WilcoxonKruskal-Wallis
 

While nonparametric tests make fewer assumptions regarding the nature of distributions, they are usually less powerful than their parametric counterparts. However, in cases where assumptions are violated and interval data is treated as ordinal, not only are nonparametric tests more proper, they can also be more powerful.

This section highlights the applicability of the nonparametric tests noted above. For more detailed information the reader is directed to a statistical resource, the Internet, or software packages such as (but certainty not limited to) SPSS, SAS, and Prophet. (The author is not endorsing any of these packages, and no rank order is implied.)

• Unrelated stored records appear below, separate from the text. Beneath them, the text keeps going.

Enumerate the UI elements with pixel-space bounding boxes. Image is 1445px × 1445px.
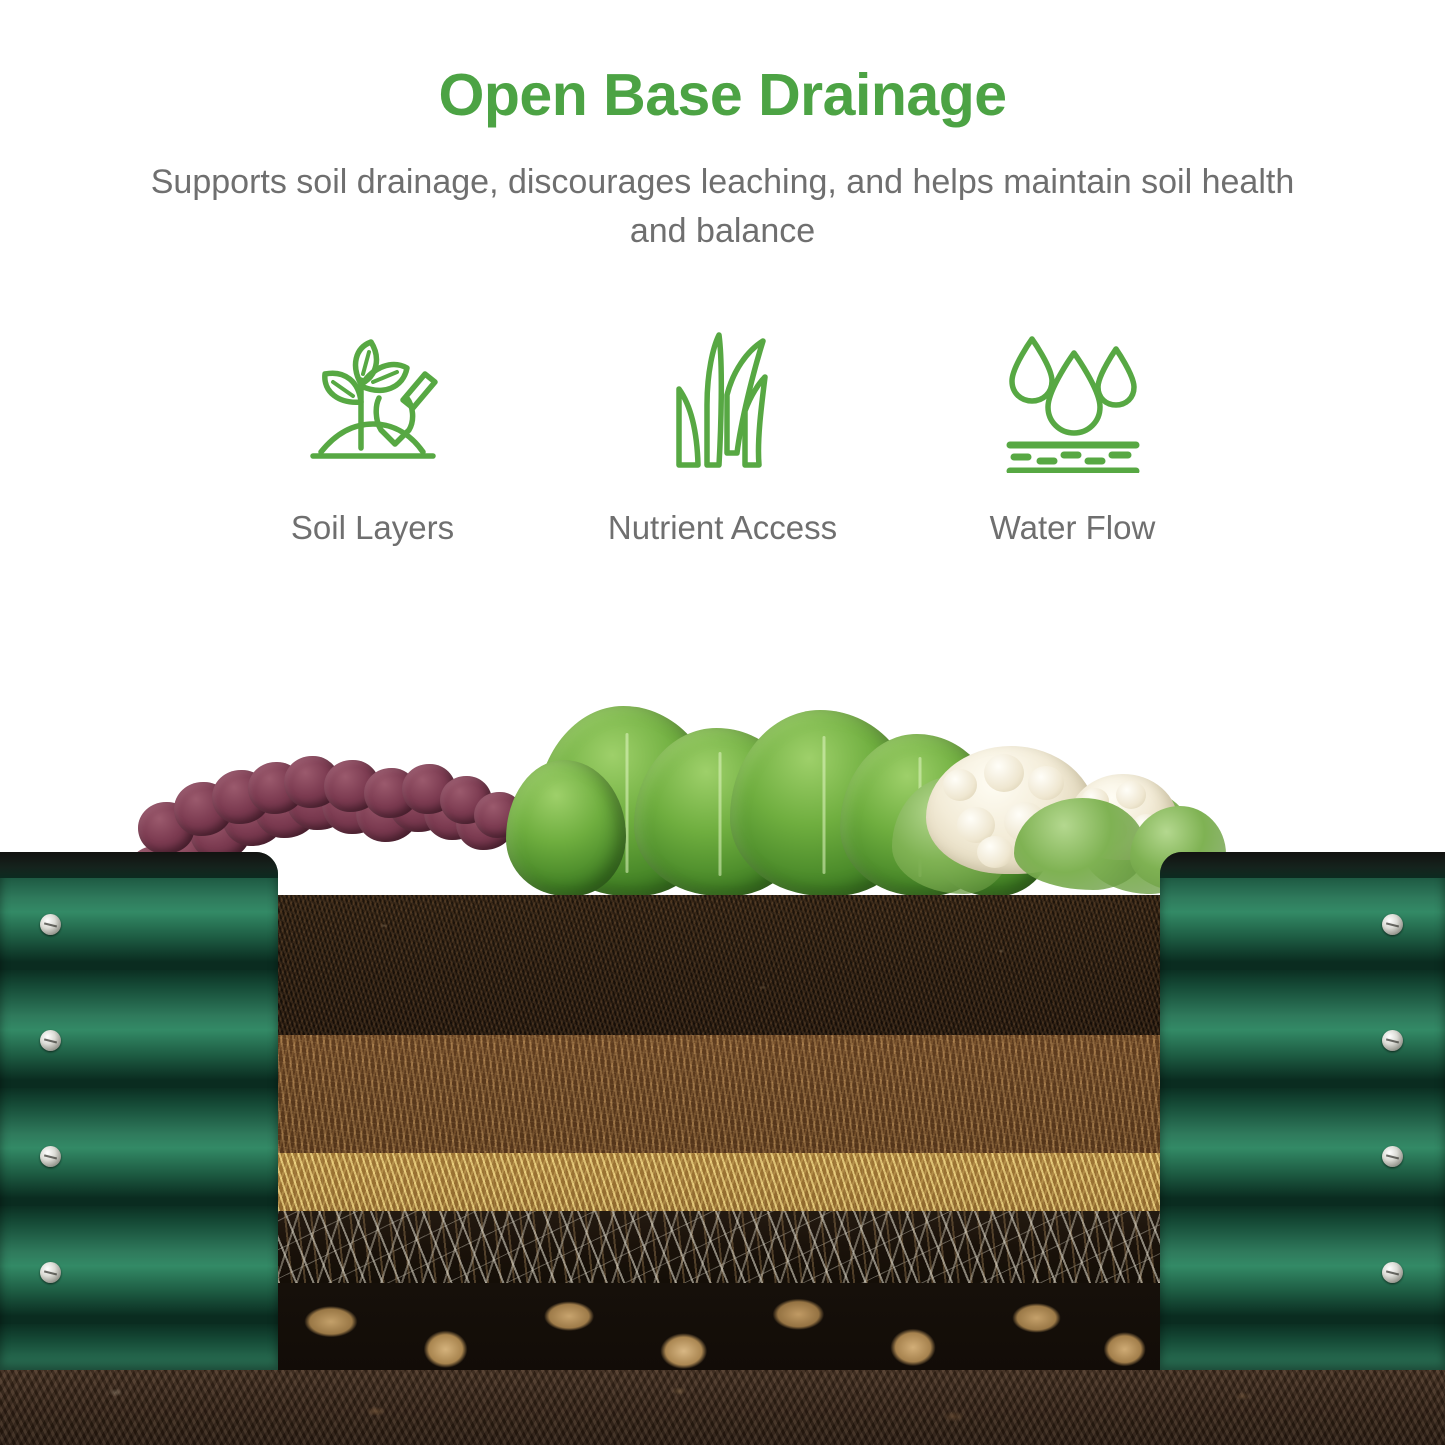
panel-screw <box>40 914 61 935</box>
header-section: Open Base Drainage Supports soil drainag… <box>0 0 1445 257</box>
vegetable-row <box>278 690 1160 900</box>
soil-layer-twigs <box>278 1211 1160 1283</box>
feature-item-nutrient-access: Nutrient Access <box>593 327 853 552</box>
page-subtitle: Supports soil drainage, discourages leac… <box>128 158 1318 257</box>
soil-layer-logs <box>278 1283 1160 1375</box>
panel-screw <box>40 1146 61 1167</box>
water-drops-soil-icon <box>943 327 1203 477</box>
feature-label-nutrient-access: Nutrient Access <box>593 505 853 552</box>
feature-item-water-flow: Water Flow <box>943 327 1203 552</box>
panel-screw <box>40 1030 61 1051</box>
soil-layer-topsoil <box>278 895 1160 1035</box>
soil-layer-straw <box>278 1153 1160 1211</box>
panel-rim-left <box>0 852 278 878</box>
ground-soil <box>0 1370 1445 1445</box>
soil-layer-mulch <box>278 1035 1160 1153</box>
panel-screw <box>1382 1030 1403 1051</box>
feature-list: Soil Layers Nutrient Access <box>133 327 1313 552</box>
garden-bed-panel-right <box>1160 852 1445 1372</box>
page-title: Open Base Drainage <box>0 62 1445 128</box>
garden-bed-panel-left <box>0 852 278 1372</box>
panel-screw <box>1382 914 1403 935</box>
panel-screw <box>1382 1262 1403 1283</box>
soil-cross-section <box>278 895 1160 1375</box>
feature-item-soil-layers: Soil Layers <box>243 327 503 552</box>
feature-label-water-flow: Water Flow <box>943 505 1203 552</box>
feature-label-soil-layers: Soil Layers <box>243 505 503 552</box>
raised-garden-bed-photo <box>0 690 1445 1445</box>
seedling-shovel-icon <box>243 327 503 477</box>
panel-screw <box>1382 1146 1403 1167</box>
grass-blades-icon <box>593 327 853 477</box>
panel-screw <box>40 1262 61 1283</box>
panel-rim-right <box>1160 852 1445 878</box>
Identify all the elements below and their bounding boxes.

  • The Mann-Whitney U test is the most popular of the two-independent-samples tests. It is equivalent to the Wilcoxon rank sum test and the Kruskal-Wallis test for two groups. Mann-Whitney tests whether two sampled populations are equivalent in location. The observations from both groups are combined and ranked, with the average rank assigned in the case of ties. The number of ties should be small relative to the total number of observations. If the populations are identical in location, the ranks should be randomly mixed between the two samples. The number of times a score from Group 1 precedes a score from Group 2 and the number of times a score from Group 2 precedes a score from Group 1 are calculated. The Mann-Whitney U statistic is the smaller of these two numbers.
  • The Median test tests whether two or more independent samples are drawn from populations with the same median using the chi-square statistic. This test should not be used if any cell has an expected frequency less than one, or if more than 20 percent of the cells have expected frequencies less than five.
  • The Wilcoxon test is used with two related variables to test the hypothesis that the two variables have the same distribution. It makes no assumptions about the shapes of the distributions of the two variables. This test takes into account information about the magnitude of differences within pairs and gives more weight to pairs that show large differences than to pairs that show small differences. The test statistic is based on the ranks of the absolute values of the differences between the two variables.
  • The Sign test is designed to test a hypothesis about the location of a population distribution. It is most often used to test the hypothesis about a population median, and often involves the use of matched pairs, for example, before and after data, in which case it tests for a median difference of zero. In many applications, this test is used in place of the one sample t-test when the normality assumption is questionable. It is a less powerful alternative to the Wilcoxon signed ranks test, but does not assume that the population probability distribution is symmetric. This test can also be applied when the observations in a sample of data are ranks; that is, ordinal data rather than direct measurements.
  • The Kruskal-Wallis test is used to test the null hypothesis that "all populations have identical distribution functions" against the alternative hypothesis that "at least two of the samples differ only with respect to location (median), if at all." It is the analogue to the F-test used in analysis of variance. While analysis of variance tests depend on the assumption that all populations under comparison are normally distributed, the Kruskal-Wallis test places no such restriction on the comparison. It is a logical extension of the Wilcoxon-Mann-Whitney test.
  • The Spearman Rank Correlation Coefficient bases itself on the rank ordering of each variable. It may also be a better indicator that a relationship exists between two variables when the relationship is non-linear.
  • Kendall's tau-b is a measure of association for ordinal or ranked variables that takes ties into account. The sign of the coefficient indicates the direction of the relationship, and its absolute value indicates the strength, with larger absolute values indicating stronger relationships.

Validate, validate, validate

While in most cases, we are able to be "traditional," there are alternatives if the situation warrants. Regardless, the analyst has a basic responsibility: validate, validate, validate, and then analyze and interpret with confidence.